Le président de l’Assemblée nationale, Aimé Boji, est arrivé ce jeudi à Beni, dans la province du Nord-Kivu, pour une mission de quatre jours consacrée à la situation sécuritaire et humanitaire dans cette partie de l’est de la République démocratique du Congo.
Une visite placée sous le signe de l’écoute
Devant différentes composantes de la société locale, le président de la Chambre basse a déclaré être venu s’imprégner des réalités du terrain et témoigner sa compassion aux populations affectées par l’insécurité persistante. La région de Beni reste confrontée à des attaques armées récurrentes, qui ont entraîné des pertes en vies humaines et des déplacements massifs de civils.
Aimé Boji a salué la résilience des habitants et l’élan de solidarité manifesté à l’égard des personnes déplacées, notamment celles ayant fui des zones sous contrôle de groupes armés. Il a insisté sur la nécessité de préserver la cohésion sociale dans un contexte marqué par la violence et la précarité.
Un message au nom du chef de l’État
S’exprimant au nom du président de la République, Félix Tshisekedi, le président de l’Assemblée nationale a assuré que des efforts supplémentaires seraient engagés pour restaurer la sécurité et l’autorité de l’État dans les zones affectées par les conflits.
Il a appelé la population au calme et au soutien des initiatives en cours, affirmant que l’objectif demeure le retour d’une paix durable dans la région.

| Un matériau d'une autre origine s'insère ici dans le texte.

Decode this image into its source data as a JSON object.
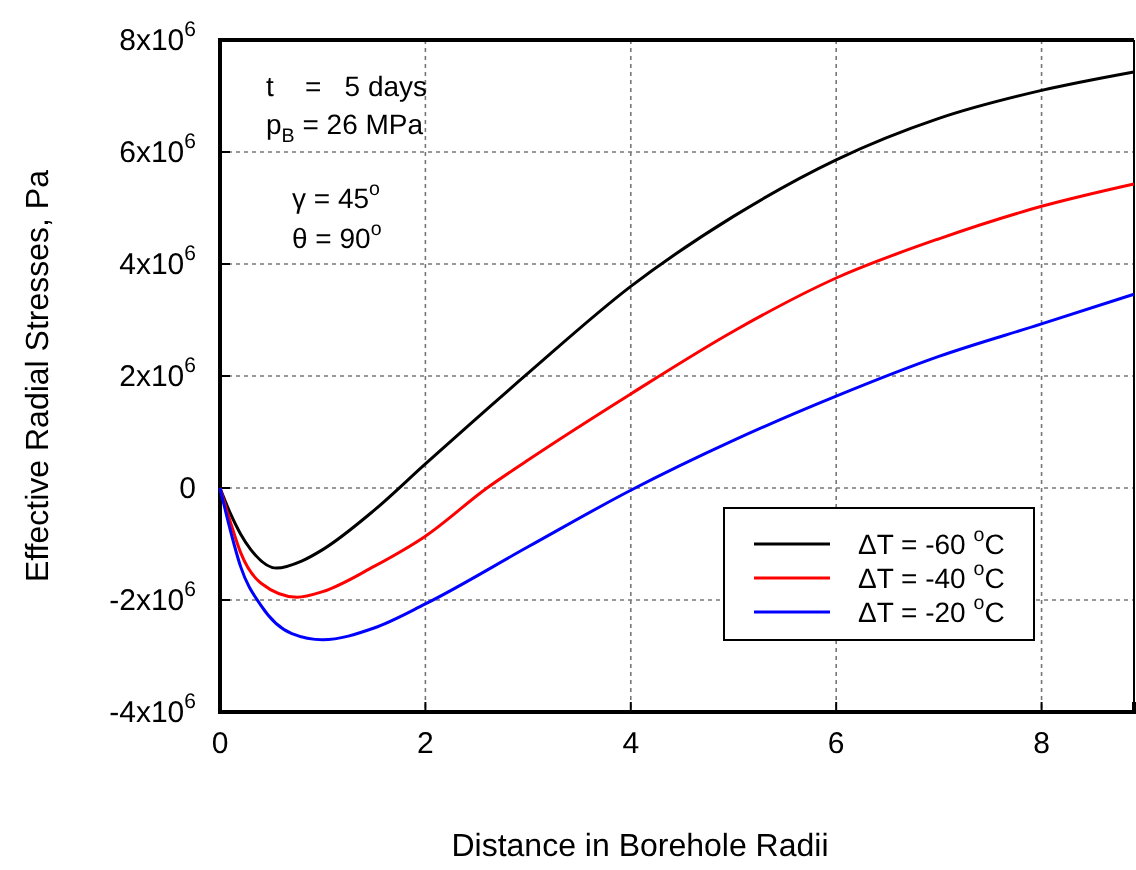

Soutien aux forces de défense et appel à l’unité
Évoquant la situation sécuritaire, Aimé Boji a souligné la mobilisation des Forces armées de la République démocratique du Congo (FARDC) dans la défense de l’intégrité territoriale. Il a exhorté les communautés locales à éviter les divisions et à renforcer l’unité, qu’il considère comme un levier essentiel face aux menaces sécuritaires.
Poursuite de la mission dans le Grand Nord
Au cours de son séjour, le président de l’Assemblée nationale prévoit des consultations avec les autorités locales, les acteurs de la société civile et d’autres couches sociales. Son agenda inclut également des déplacements à Oïcha, Butembo et Lubero, dans le Grand Nord.
Cette visite intervient dans un contexte où les attentes des populations locales restent élevées quant à l’amélioration concrète de la situation sécuritaire et humanitaire dans la région.